MVNT enters the differential diagnosis with other neuronal or glioneuronal tumors that share a preferential location in the temporal lobe and presents clinically with seizures, mainly gangliocytoma, ganglioglioma and dysembryoplastic neuroepithelial tumor (DNET) . Similar to gangliocytoma and ganglioglioma, MVNT lacks or has a weak expression of NeuN in neuronal cells and may show CD34 staining in ramified neural elements. However, in contrast to these tumors, MVNT does not feature dysmorphic or multinucleated neuronal cells and lacks Rosenthal fibers and eosinophilic granular bodies. In addition, neuronal cells in the MVNT display an incompletely mature neuronal phenotype with synaptophysin, nonphopshorylated 200 KDa NFP and MAP2 positivity, co-occurring with Olig2 immunostaining. Although DNET is also characterized by a nodular pattern, its pathognomonic histological feature consisting of NeuN positive cells floating in a mucoid matrix is not observed in MVNT. Finally, although MAPK pathway activating abnormalities have been identified in MVNT, ganglioglioma and DNET, these mostly consist of small indels and hotspot mutations in MAP2K1 or mutations in BRAF other than p. V600E in MVNT, BRAF p. V600E mutations or BRAF fusions in ganglioglioma and FGFR1 alterations in DNET.

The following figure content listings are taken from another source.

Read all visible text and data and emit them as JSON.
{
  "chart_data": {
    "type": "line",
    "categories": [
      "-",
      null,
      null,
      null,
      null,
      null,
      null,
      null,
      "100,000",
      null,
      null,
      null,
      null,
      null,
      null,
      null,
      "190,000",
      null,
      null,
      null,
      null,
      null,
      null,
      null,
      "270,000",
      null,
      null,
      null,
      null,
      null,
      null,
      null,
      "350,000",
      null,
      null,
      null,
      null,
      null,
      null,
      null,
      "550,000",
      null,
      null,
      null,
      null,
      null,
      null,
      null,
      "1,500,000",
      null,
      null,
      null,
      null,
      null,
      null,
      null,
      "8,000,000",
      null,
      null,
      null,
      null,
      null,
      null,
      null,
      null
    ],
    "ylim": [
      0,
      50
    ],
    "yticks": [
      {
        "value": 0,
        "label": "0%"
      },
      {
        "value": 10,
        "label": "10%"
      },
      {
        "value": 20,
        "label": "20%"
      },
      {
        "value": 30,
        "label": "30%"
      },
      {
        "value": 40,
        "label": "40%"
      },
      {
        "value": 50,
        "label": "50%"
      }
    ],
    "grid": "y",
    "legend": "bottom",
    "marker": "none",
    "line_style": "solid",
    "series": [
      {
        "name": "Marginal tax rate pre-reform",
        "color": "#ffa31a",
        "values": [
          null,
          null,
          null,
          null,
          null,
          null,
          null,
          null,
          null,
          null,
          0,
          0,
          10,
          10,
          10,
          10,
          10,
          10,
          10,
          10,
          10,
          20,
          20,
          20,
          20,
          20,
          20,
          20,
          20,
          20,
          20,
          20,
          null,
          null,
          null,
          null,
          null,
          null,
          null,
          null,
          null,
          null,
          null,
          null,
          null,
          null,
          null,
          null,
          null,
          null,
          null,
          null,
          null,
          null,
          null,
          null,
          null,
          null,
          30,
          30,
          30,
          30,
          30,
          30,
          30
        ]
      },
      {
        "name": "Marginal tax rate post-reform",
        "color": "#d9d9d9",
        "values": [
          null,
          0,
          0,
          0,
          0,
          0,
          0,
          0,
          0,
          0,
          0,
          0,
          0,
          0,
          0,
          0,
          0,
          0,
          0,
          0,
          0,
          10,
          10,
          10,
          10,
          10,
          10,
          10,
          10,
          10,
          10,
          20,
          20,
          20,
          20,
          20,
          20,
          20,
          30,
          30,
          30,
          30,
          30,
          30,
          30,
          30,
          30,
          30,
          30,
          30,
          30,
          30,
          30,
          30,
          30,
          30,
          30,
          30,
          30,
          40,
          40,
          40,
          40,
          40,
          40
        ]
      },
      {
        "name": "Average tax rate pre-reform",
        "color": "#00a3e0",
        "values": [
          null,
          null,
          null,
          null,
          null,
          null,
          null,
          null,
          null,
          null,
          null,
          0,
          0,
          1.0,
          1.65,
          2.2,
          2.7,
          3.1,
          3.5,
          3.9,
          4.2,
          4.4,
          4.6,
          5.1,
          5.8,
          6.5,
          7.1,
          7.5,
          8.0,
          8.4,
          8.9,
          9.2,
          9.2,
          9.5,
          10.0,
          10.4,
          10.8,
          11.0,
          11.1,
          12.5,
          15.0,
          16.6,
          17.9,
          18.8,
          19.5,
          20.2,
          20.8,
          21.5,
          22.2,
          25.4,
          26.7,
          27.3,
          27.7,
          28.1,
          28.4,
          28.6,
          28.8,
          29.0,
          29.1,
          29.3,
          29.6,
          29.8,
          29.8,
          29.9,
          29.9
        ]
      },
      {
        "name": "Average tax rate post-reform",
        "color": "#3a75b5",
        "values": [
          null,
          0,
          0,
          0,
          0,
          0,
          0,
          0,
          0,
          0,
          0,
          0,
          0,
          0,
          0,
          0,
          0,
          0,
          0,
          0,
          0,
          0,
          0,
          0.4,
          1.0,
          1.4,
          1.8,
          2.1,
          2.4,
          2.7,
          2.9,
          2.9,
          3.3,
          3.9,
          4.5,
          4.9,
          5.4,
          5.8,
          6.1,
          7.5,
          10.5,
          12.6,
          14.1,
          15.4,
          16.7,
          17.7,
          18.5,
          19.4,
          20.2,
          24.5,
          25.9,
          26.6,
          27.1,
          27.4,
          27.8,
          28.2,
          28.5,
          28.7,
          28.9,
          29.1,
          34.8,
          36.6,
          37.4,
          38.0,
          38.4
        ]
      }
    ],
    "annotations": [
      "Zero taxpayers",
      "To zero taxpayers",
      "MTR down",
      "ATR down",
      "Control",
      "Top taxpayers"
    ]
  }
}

MVNT is classified as CNS WHO grade 1, owing to its indolent behavior. Disease progression or recurrence has not been reported after total resection in any case and the tumor residues remain stable after partial or subtotal resection.

Test question answer:
C. Low power nodules and vacuolization of both the tumor cells and matrix. The main histological features of MVNT are the presence of nodules, which can be better appreciated at low magnification, as well as vacuolization of both the tumor cells and matrix. Answer A is incorrect because although MVNT features MAPK signaling abnormalities, including BRAF mutations, the BRAF p. V600E mutation has not been reported in any cases thus far. Answer B is incorrect because MVNT is characterized by the presence of monomorphic neuronal cells, whereas dysmorphic or multinucleated cells are seen in gangliocytoma or in the ganglionic component of ganglioglioma. Answer D is incorrect because MVNT is a benign, indolent tumor with no recurrence risk after surgery; in accordance, mitoses have not been identified in any of the reported cases.